Artistic hotbed draws major funding

IRELAND’S artistic hotbed of south Kerry figures prominently in the list of areas to benefit from substantial new arts funding.

The funding is being made available by minister for arts, John O’Donoghue, a native of south Kerry.

Under a new arts funding spree revealed yesterday, 29 arts organisations across Ireland will net €16.4 million.

Apart from arts bodies with a national dimension, like the Irish Film Board and Arts Council, 10 Dublin-based bodies will benefit, with eight Kerry-based arts bodies netting funds — most of them based in the minister’s constituency.

Only two arts bodies based in Cork, one in Waterford, one in Galway (other than the Irish Film Board) and one in Sligo are to benefit.

This latest announcement again highlights a pattern of benefits going Kerry’s way that the minister can take credit for — from his lobbying of ex-sports minister Jim McDaid for €300,000 for Killorglin Rowing Club, in breach of departmental guidelines, to his gift of €870,000 to the Waterville Tech Amergin educational centre, and €230,000 to Kenmare’s Carnegie Arts Centre, both in 2004.

Incidentally, the Waterville and Kenmare arts centres again win under this latest giveaway, with €30,000 going to Tech Amergin this time and €150,000 going to the Carnegie Arts Centre.

Other great cultural institutions in Kerry to benefit from these latest funds include the Tralee-based Kerry School of Music, the Cill Rialaig artists’ retreat in Ballinskelligs, the Samhlaíocht arts festival in Tralee, St John’s theatre and arts centre in Listowel, and a project to build a monument in Killarney — a monument to traditional musician Johnny O’Leary.

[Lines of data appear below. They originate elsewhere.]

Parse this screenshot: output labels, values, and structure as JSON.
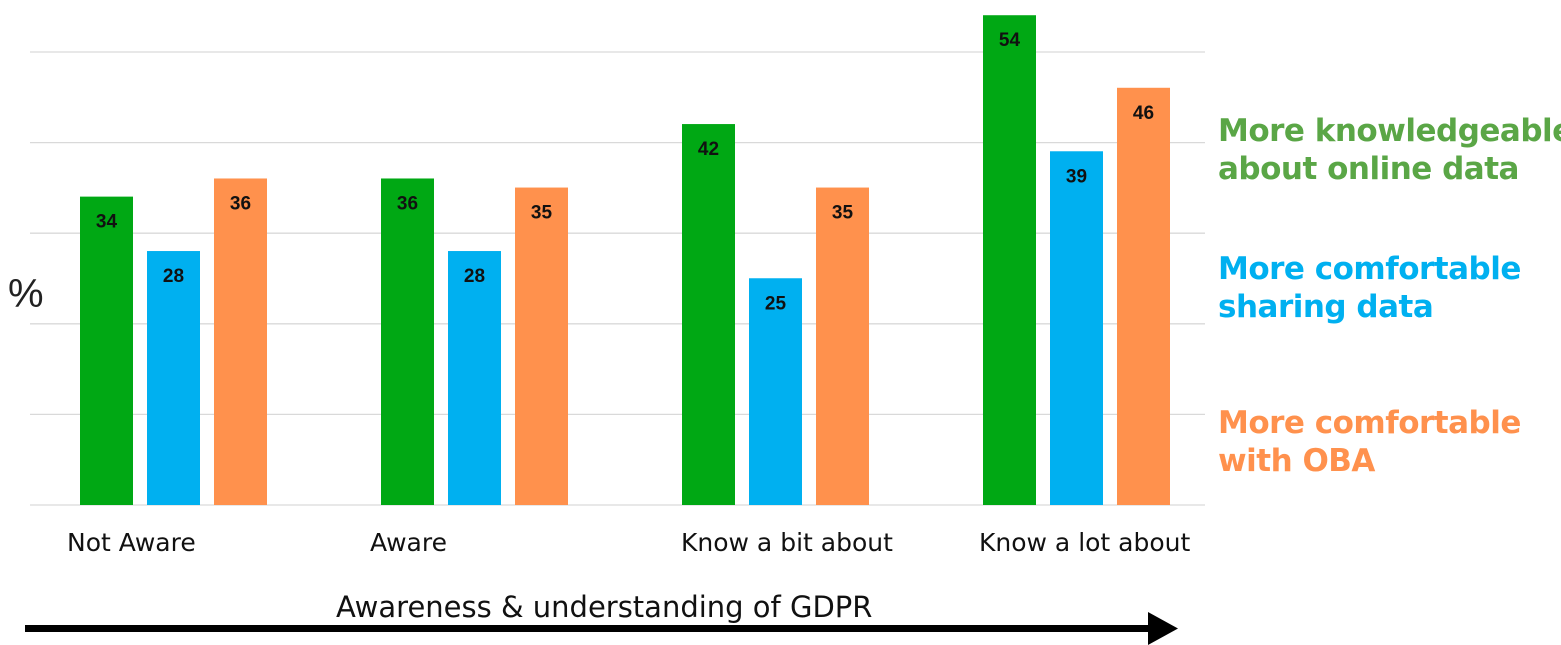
{
  "chart_data": {
    "type": "bar",
    "categories": [
      "Not Aware",
      "Aware",
      "Know a bit about",
      "Know a lot about"
    ],
    "series": [
      {
        "name": "More knowledgeable about online data",
        "values": [
          34,
          36,
          42,
          54
        ],
        "color": "#00a814"
      },
      {
        "name": "More comfortable sharing data",
        "values": [
          28,
          28,
          25,
          39
        ],
        "color": "#00b0f0"
      },
      {
        "name": "More comfortable with OBA",
        "values": [
          36,
          35,
          35,
          46
        ],
        "color": "#ff914d"
      }
    ],
    "legend_lines": [
      [
        "More knowledgeable",
        "about online data"
      ],
      [
        "More comfortable",
        "sharing data"
      ],
      [
        "More comfortable",
        "with OBA"
      ]
    ],
    "legend_colors": [
      "#5aa646",
      "#00b0f0",
      "#ff914d"
    ],
    "ylabel": "%",
    "xlabel": "Awareness & understanding of GDPR",
    "ylim": [
      0,
      56
    ],
    "grid": true,
    "legend_position": "right"
  }
}
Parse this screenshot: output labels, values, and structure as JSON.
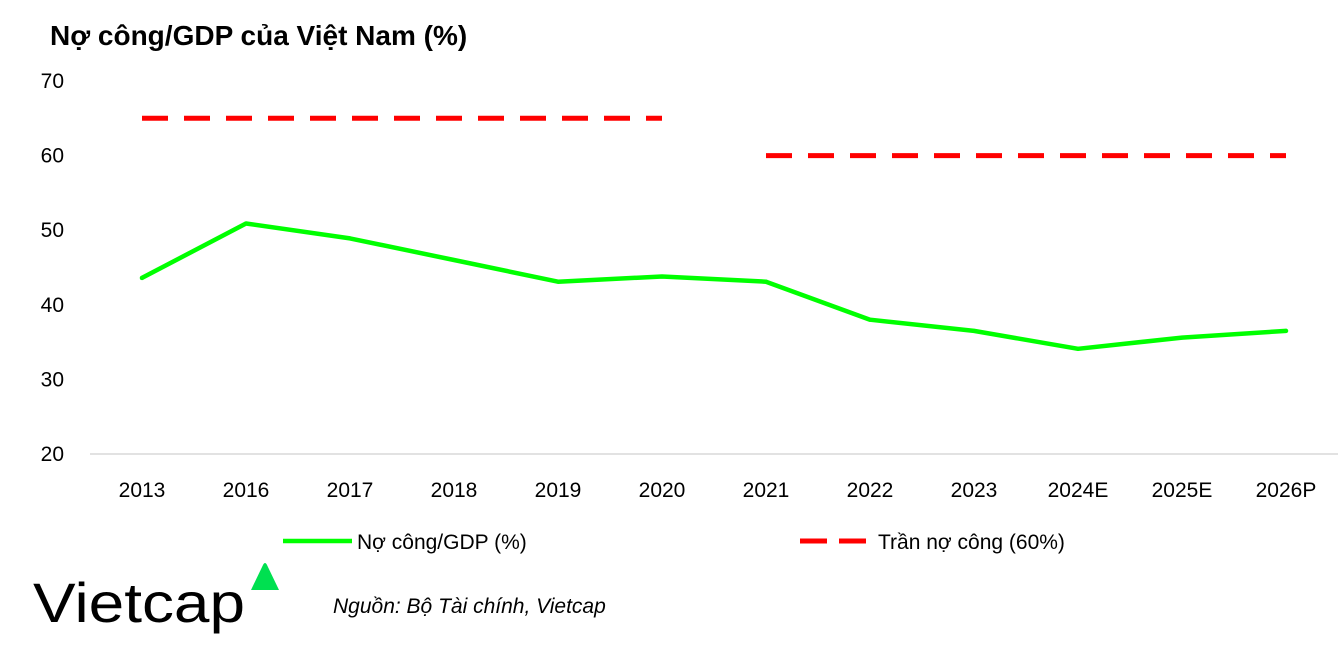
{
  "chart_data": {
    "type": "line",
    "title": "Nợ công/GDP của Việt Nam (%)",
    "categories": [
      "2013",
      "2016",
      "2017",
      "2018",
      "2019",
      "2020",
      "2021",
      "2022",
      "2023",
      "2024E",
      "2025E",
      "2026P"
    ],
    "ylim": [
      20,
      70
    ],
    "yticks": [
      20,
      30,
      40,
      50,
      60,
      70
    ],
    "grid": false,
    "legend_position": "bottom",
    "series": [
      {
        "name": "Nợ công/GDP (%)",
        "values": [
          43.6,
          50.9,
          48.9,
          46.0,
          43.1,
          43.8,
          43.1,
          38.0,
          36.5,
          34.1,
          35.6,
          36.5
        ],
        "color": "#00FF00",
        "style": "solid"
      },
      {
        "name": "Trần nợ công (60%)",
        "values": [
          65,
          65,
          65,
          65,
          65,
          65,
          60,
          60,
          60,
          60,
          60,
          60
        ],
        "color": "#FF0000",
        "style": "dashed"
      }
    ]
  },
  "source": "Nguồn: Bộ Tài chính, Vietcap",
  "logo": {
    "text": "Vietcap",
    "accent_color": "#00E050"
  }
}
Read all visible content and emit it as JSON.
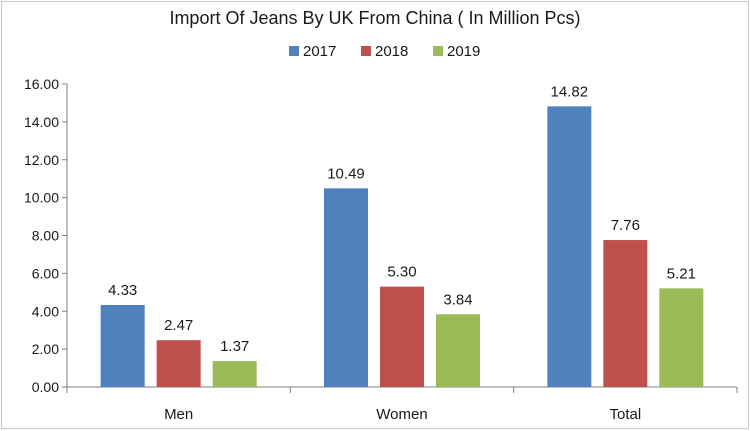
{
  "chart_data": {
    "type": "bar",
    "title": "Import Of Jeans By UK From China ( In Million Pcs)",
    "categories": [
      "Men",
      "Women",
      "Total"
    ],
    "series": [
      {
        "name": "2017",
        "color": "#4F81BD",
        "values": [
          4.33,
          10.49,
          14.82
        ],
        "labels": [
          "4.33",
          "10.49",
          "14.82"
        ]
      },
      {
        "name": "2018",
        "color": "#C0504D",
        "values": [
          2.47,
          5.3,
          7.76
        ],
        "labels": [
          "2.47",
          "5.30",
          "7.76"
        ]
      },
      {
        "name": "2019",
        "color": "#9BBB59",
        "values": [
          1.37,
          3.84,
          5.21
        ],
        "labels": [
          "1.37",
          "3.84",
          "5.21"
        ]
      }
    ],
    "ylim": [
      0,
      16
    ],
    "yticks": [
      "0.00",
      "2.00",
      "4.00",
      "6.00",
      "8.00",
      "10.00",
      "12.00",
      "14.00",
      "16.00"
    ],
    "xlabel": "",
    "ylabel": "",
    "legend_position": "top-center",
    "grid": false
  }
}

The monies are mainly for capital spending on refurbishment, repairs and upkeep, said a spokesman for the minister. The funds come from savings made by the Department of Arts, Sports and Tourism due to “prudent management.”

Other bodies that are set to benefit are the Abbey Theatre, in Dublin, The Gate Theatre, also in Dublin, €300,000 to the historic Smock Alley Theatre in Dublin’s Temple Bar, for a restoration project, and €450,000 to the Cork Opera House, to overhaul its Half Moon Theatre.

Galway’s Druid Theatre is getting €150,000 towards refurbishment of its theatre, which it has hardly used of late, and €200,000 is going to Siamsa Tire in Kerry.